View Single Post
  #5   Report Post  
Old 04-04-2003, 08:32 PM
Martin Brown
 
Posts: n/a
Default Ground elder & plants to grow with it



Nick Maclaren wrote:

In article ,
Paul Kelly wrote:

IME nothing! The damned ground elder will swamp everything apart from real
thugs such as Japanese anemone!


In my experience, lots of things! Anything that is deep rooted and
can take the summer waterlessness caused by the ground elder should
be OK. But most of those grow rather larger than a couple of feet,
and are often trees or large shrubs.


Most things that can grow and ignore it are shrubs, but ISTR one of the marigold
family produces its own herbicide and is supposed to be able to take the stuff on
and win. I've not tried it myself.

I agree that growing anything surface rooted is a complete waste of
time until you have eliminated the ground elder.

Don't even think of digging out the ground elder unless you have the
patience of a saint and a back of iron!


I find it dead easy in a vegetable patch. It rarely goes down further
than 6" and is fairly obvious. It is a right pain in the middle of
herbaceous plants and shrubs, though, as well as where it can run
under paving slabs etc.


The odd bit breaks off and regrows. I find the best approach is a combination of
chemical hits with glyphosate about once a month and strimming after a fortnight.
The remains can be dug out and are so weakened that any bits you miss are unable
to regrow. Never let it get any decent leaves in sunlight and starve the roots
out.

Enough to clear herbaceous borders in a season. Just needs a steady hand to apply
the weedkiller. Or patience to go round lopping off all its leaves.
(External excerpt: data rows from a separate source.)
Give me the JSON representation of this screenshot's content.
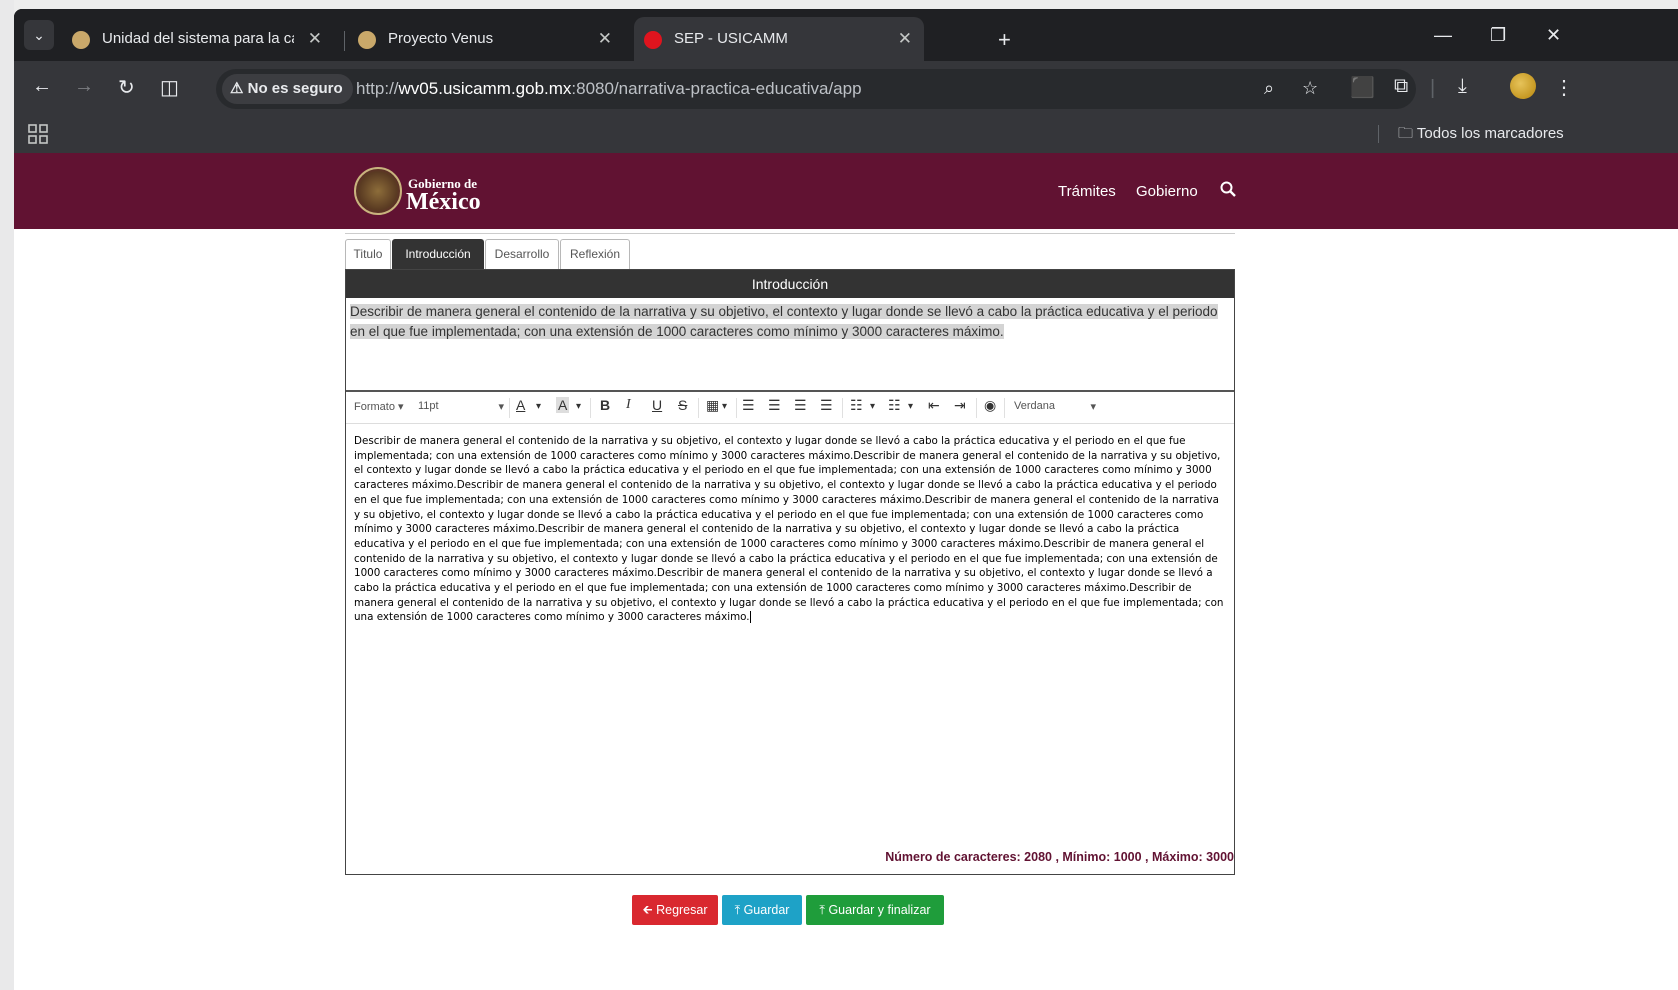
{
  "browser": {
    "tabs": [
      {
        "title": "Unidad del sistema para la carre",
        "favicon_color": "#c9a86a",
        "active": false
      },
      {
        "title": "Proyecto Venus",
        "favicon_color": "#c9a86a",
        "active": false
      },
      {
        "title": "SEP - USICAMM",
        "favicon_color": "#e0141e",
        "active": true
      }
    ],
    "security_label": "No es seguro",
    "url_scheme": "http://",
    "url_host": "wv05.usicamm.gob.mx",
    "url_path": ":8080/narrativa-practica-educativa/app",
    "bookmarks_all": "Todos los marcadores"
  },
  "gob": {
    "logo_small": "Gobierno de",
    "logo_big": "México",
    "nav": [
      "Trámites",
      "Gobierno"
    ]
  },
  "page_tabs": [
    "Titulo",
    "Introducción",
    "Desarrollo",
    "Reflexión"
  ],
  "active_tab_index": 1,
  "section_title": "Introducción",
  "instructions": "Describir de manera general el contenido de la narrativa y su objetivo, el contexto y lugar donde se llevó a cabo la práctica educativa y el periodo en el que fue implementada; con una extensión de 1000 caracteres como mínimo y 3000 caracteres máximo.",
  "editor_toolbar": {
    "format": "Formato",
    "font_size": "11pt",
    "font_family": "Verdana"
  },
  "editor_content": "Describir de manera general el contenido de la narrativa y su objetivo, el contexto y lugar donde se llevó a cabo la práctica educativa y el periodo en el que fue implementada; con una extensión de 1000 caracteres como mínimo y 3000 caracteres máximo.Describir de manera general el contenido de la narrativa y su objetivo, el contexto y lugar donde se llevó a cabo la práctica educativa y el periodo en el que fue implementada; con una extensión de 1000 caracteres como mínimo y 3000 caracteres máximo.Describir de manera general el contenido de la narrativa y su objetivo, el contexto y lugar donde se llevó a cabo la práctica educativa y el periodo en el que fue implementada; con una extensión de 1000 caracteres como mínimo y 3000 caracteres máximo.Describir de manera general el contenido de la narrativa y su objetivo, el contexto y lugar donde se llevó a cabo la práctica educativa y el periodo en el que fue implementada; con una extensión de 1000 caracteres como mínimo y 3000 caracteres máximo.Describir de manera general el contenido de la narrativa y su objetivo, el contexto y lugar donde se llevó a cabo la práctica educativa y el periodo en el que fue implementada; con una extensión de 1000 caracteres como mínimo y 3000 caracteres máximo.Describir de manera general el contenido de la narrativa y su objetivo, el contexto y lugar donde se llevó a cabo la práctica educativa y el periodo en el que fue implementada; con una extensión de 1000 caracteres como mínimo y 3000 caracteres máximo.Describir de manera general el contenido de la narrativa y su objetivo, el contexto y lugar donde se llevó a cabo la práctica educativa y el periodo en el que fue implementada; con una extensión de 1000 caracteres como mínimo y 3000 caracteres máximo.Describir de manera general el contenido de la narrativa y su objetivo, el contexto y lugar donde se llevó a cabo la práctica educativa y el periodo en el que fue implementada; con una extensión de 1000 caracteres como mínimo y 3000 caracteres máximo.",
  "counter_text": "Número de caracteres: 2080 , Mínimo: 1000 , Máximo: 3000",
  "buttons": {
    "back": "Regresar",
    "save": "Guardar",
    "save_finish": "Guardar y finalizar"
  },
  "colors": {
    "gob_maroon": "#611232",
    "btn_red": "#d9282f",
    "btn_blue": "#1ea2c7",
    "btn_green": "#1f9d3b"
  }
}
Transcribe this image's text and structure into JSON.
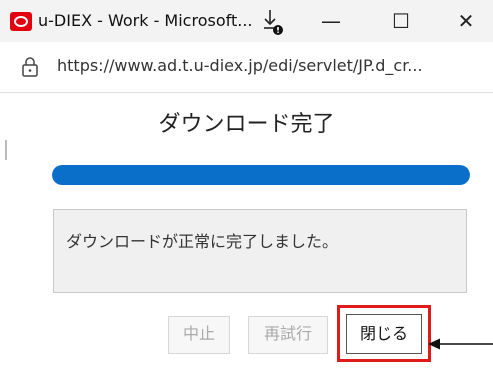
{
  "window": {
    "title": "u-DIEX - Work - Microsoft...",
    "minimize_glyph": "—",
    "maximize_glyph": "☐",
    "close_glyph": "✕",
    "icons": [
      "app-logo-icon",
      "download-icon",
      "lock-icon",
      "arrow-icon"
    ]
  },
  "address_bar": {
    "url": "https://www.ad.t.u-diex.jp/edi/servlet/JP.d_cr..."
  },
  "dialog": {
    "title": "ダウンロード完了",
    "progress": 1.0,
    "message": "ダウンロードが正常に完了しました。",
    "buttons": {
      "abort": "中止",
      "retry": "再試行",
      "close": "閉じる"
    }
  },
  "colors": {
    "progress_fill": "#0a6fc9",
    "highlight_frame": "#e01919"
  }
}
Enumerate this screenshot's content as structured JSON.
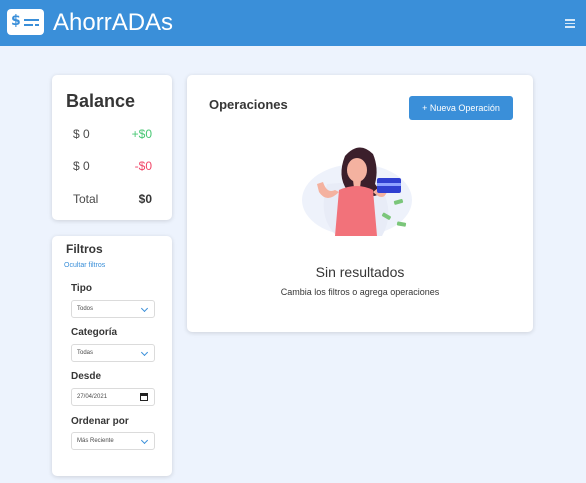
{
  "navbar": {
    "brand": "AhorrADAs",
    "logo_glyph": "$"
  },
  "balance": {
    "title": "Balance",
    "rows": [
      {
        "label": "$ 0",
        "value": "+$0",
        "status": "income"
      },
      {
        "label": "$ 0",
        "value": "-$0",
        "status": "expense"
      },
      {
        "label": "Total",
        "value": "$0",
        "status": "total"
      }
    ]
  },
  "filters": {
    "title": "Filtros",
    "hide_link": "Ocultar filtros",
    "type": {
      "label": "Tipo",
      "value": "Todos"
    },
    "category": {
      "label": "Categoría",
      "value": "Todas"
    },
    "since": {
      "label": "Desde",
      "value": "27/04/2021"
    },
    "order": {
      "label": "Ordenar por",
      "value": "Más Reciente"
    }
  },
  "operations": {
    "title": "Operaciones",
    "new_button": "+ Nueva Operación",
    "empty_title": "Sin resultados",
    "empty_subtitle": "Cambia los filtros o agrega operaciones"
  },
  "colors": {
    "primary": "#3a8fd9",
    "income": "#48c774",
    "expense": "#f14668",
    "background": "#edf3fd"
  },
  "icons": {
    "menu": "hamburger-icon",
    "chevron": "chevron-down-icon",
    "calendar": "calendar-icon"
  }
}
Compare it with field bindweed, which I have posted before is a New
Zealand plant that has grown downwards :-( Horsetail is similar.


Horsetail is much much worse. Moving house is the only solution to that stuff!

Glyphosate today.
Weedol on the same next Friday
Glyphosate on any green regrowth two weeks today.

Repeat!

Tedious, but not very time consuming and it works! You are constantly
promoting strong new growth of the type that will most readily take back the
glyphosate to the roots and just at the right time of the year too!


I find it one of the more resistant plants, and it seems to laugh
off my applications. But it seems to work a bit better as the weather
warms up - on ground elder, glyphosate seems to block the water
transport to some extent but not the photosynthesis.


Hit it regularly with slightly over diluted glyphosate. And hit any regrowth
after a couple of weeks. It doesn't matter whether you strim it or use chemical
attack the object ist to stop it putting any food into the roots.

As I understand it, you are recommending killing off the tops one
week after first application and then repeating the glyphosate.
Is that right? I haven't tried that, and will give it a go.


Starve it for a while and then dig out the remains.
On the edge of a lawn even repeated close crop mowing will get it.

I wonder if the type of soil plays a part. I have never found ground elder that
much of a problem. It can be defeated in only a couple of years. I find bindweed
and especially horsetail pretty much indestructible.